Is India Set to Achieve 6.8-7% Growth in Q2? HSBC Reports

Synopsis
Key Takeaways
- India's GDP growth forecast is 6.3 percent for FY26.
- Q2 growth is trending between 6.8-7 percent.
- The informal sector is a significant driver of growth.
- Government spending is focused on both consumption and capex.
- Falling inflation is enhancing purchasing power.
New Delhi, July 2 (NationPress) Despite facing external challenges, India's GDP growth is anticipated to reach 6.3 percent for the current fiscal year (FY26), as noted in a recent report by HSBC. The report highlights that 70 percent of the indicators are showing positive growth, and the Q2 growth (April-June) is projected to be in the range of 6.8-7 percent, with the informal sector driving this momentum.
HSBC Global Investment Research has revised its indicators framework, which charts high-frequency indicators across various sectors, offering a detailed analysis of growth trends.
“Following a robust April, May showed a more tempered performance with 67 percent of the indicators reflecting positive growth (down from 72 percent in April). However, from a quarterly standpoint, Q2 is outperforming Q1 2025 (with 70 percent versus 67 percent),” the report revealed.
If this positive trend persists into June—as preliminary data from 20 percent of our tracked data suggests—“GDP growth could land in the 6.8-7 percent range,” the report stated.
The informal sector is noticeably leading consumption, with key indicators improving sequentially in May. These indicators include two-wheeler sales, production of non-durables, non-cess GST collection, rural trade terms, and real wages in rural areas.
Conversely, the formal sector exhibited a mixed performance; while certain indicators such as petrol demand, consumer imports, and the production of durable goods remained stable, others like passenger vehicle sales showed weakness.
“An increase in government expenditure has also been a positive factor, targeting not only consumption but also capital expenditure,” the report emphasized.

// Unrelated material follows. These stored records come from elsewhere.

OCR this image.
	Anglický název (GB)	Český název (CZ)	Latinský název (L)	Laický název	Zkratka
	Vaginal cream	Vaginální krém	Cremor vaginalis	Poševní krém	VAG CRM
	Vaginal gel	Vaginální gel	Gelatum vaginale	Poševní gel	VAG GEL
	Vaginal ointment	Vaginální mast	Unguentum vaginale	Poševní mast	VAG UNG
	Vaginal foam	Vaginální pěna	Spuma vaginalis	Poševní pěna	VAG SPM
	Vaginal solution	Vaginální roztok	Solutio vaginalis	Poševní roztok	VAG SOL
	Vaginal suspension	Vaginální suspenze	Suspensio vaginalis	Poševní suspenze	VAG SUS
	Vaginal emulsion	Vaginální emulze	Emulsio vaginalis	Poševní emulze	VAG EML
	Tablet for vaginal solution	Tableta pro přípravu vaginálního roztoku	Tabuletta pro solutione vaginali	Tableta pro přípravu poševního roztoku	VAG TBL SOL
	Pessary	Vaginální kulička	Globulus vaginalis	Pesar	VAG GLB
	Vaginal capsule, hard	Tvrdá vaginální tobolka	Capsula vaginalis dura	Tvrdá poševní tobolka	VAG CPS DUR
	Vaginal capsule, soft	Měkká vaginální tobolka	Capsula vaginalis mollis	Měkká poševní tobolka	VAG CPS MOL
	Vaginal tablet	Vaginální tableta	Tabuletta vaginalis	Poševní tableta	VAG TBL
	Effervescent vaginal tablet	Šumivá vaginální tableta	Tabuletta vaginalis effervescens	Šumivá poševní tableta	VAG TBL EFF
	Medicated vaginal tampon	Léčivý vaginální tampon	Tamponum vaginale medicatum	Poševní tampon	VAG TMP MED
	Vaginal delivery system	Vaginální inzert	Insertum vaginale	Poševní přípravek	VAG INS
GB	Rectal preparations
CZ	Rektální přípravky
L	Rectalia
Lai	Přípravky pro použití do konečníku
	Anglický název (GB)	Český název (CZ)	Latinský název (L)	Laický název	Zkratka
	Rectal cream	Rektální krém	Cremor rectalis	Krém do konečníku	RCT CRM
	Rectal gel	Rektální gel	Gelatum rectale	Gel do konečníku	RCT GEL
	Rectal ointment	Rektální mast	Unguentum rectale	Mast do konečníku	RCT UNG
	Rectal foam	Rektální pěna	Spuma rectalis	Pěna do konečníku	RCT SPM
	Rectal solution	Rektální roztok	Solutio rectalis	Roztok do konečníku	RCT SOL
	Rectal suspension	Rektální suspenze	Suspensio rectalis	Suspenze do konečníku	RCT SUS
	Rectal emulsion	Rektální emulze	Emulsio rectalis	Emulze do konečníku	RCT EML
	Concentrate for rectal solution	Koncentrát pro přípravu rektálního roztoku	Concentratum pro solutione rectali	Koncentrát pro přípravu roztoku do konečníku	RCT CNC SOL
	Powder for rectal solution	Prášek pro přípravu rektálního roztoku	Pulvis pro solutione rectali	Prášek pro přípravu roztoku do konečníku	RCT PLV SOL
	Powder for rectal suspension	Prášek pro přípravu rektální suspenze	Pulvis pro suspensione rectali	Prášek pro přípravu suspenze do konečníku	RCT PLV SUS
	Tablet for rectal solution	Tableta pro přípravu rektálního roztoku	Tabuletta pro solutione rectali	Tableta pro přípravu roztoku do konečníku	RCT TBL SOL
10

India's capital expenditure surged by 54 percent during April-May FY26, spurred by strong non-tax revenues and a surplus from the Reserve Bank of India.
The report also highlighted three indicators that show a significant shift from formal to informal sectors.
“Firstly, indirect tax collections (a proxy for informal consumption) are now exceeding direct tax collections after a prolonged period. Secondly, while overall credit growth is decelerating, credit to MSMEs is defying this trend. Thirdly, the RBI’s corporate database indicates that salary increases at small firms are outpacing those at larger firms,” it noted.
Indeed, two major shifts are expected to shape FY26: firstly, a transition from investment to consumption. In times of global uncertainty, investment often falters. Secondly, within consumption, there is a notable shift from formal to informal sectors.
“The decline in inflation has significantly contributed to this change, enhancing real purchasing power and boosting informal sector consumption, which constitutes two-thirds of the overall consumption,” the report concluded.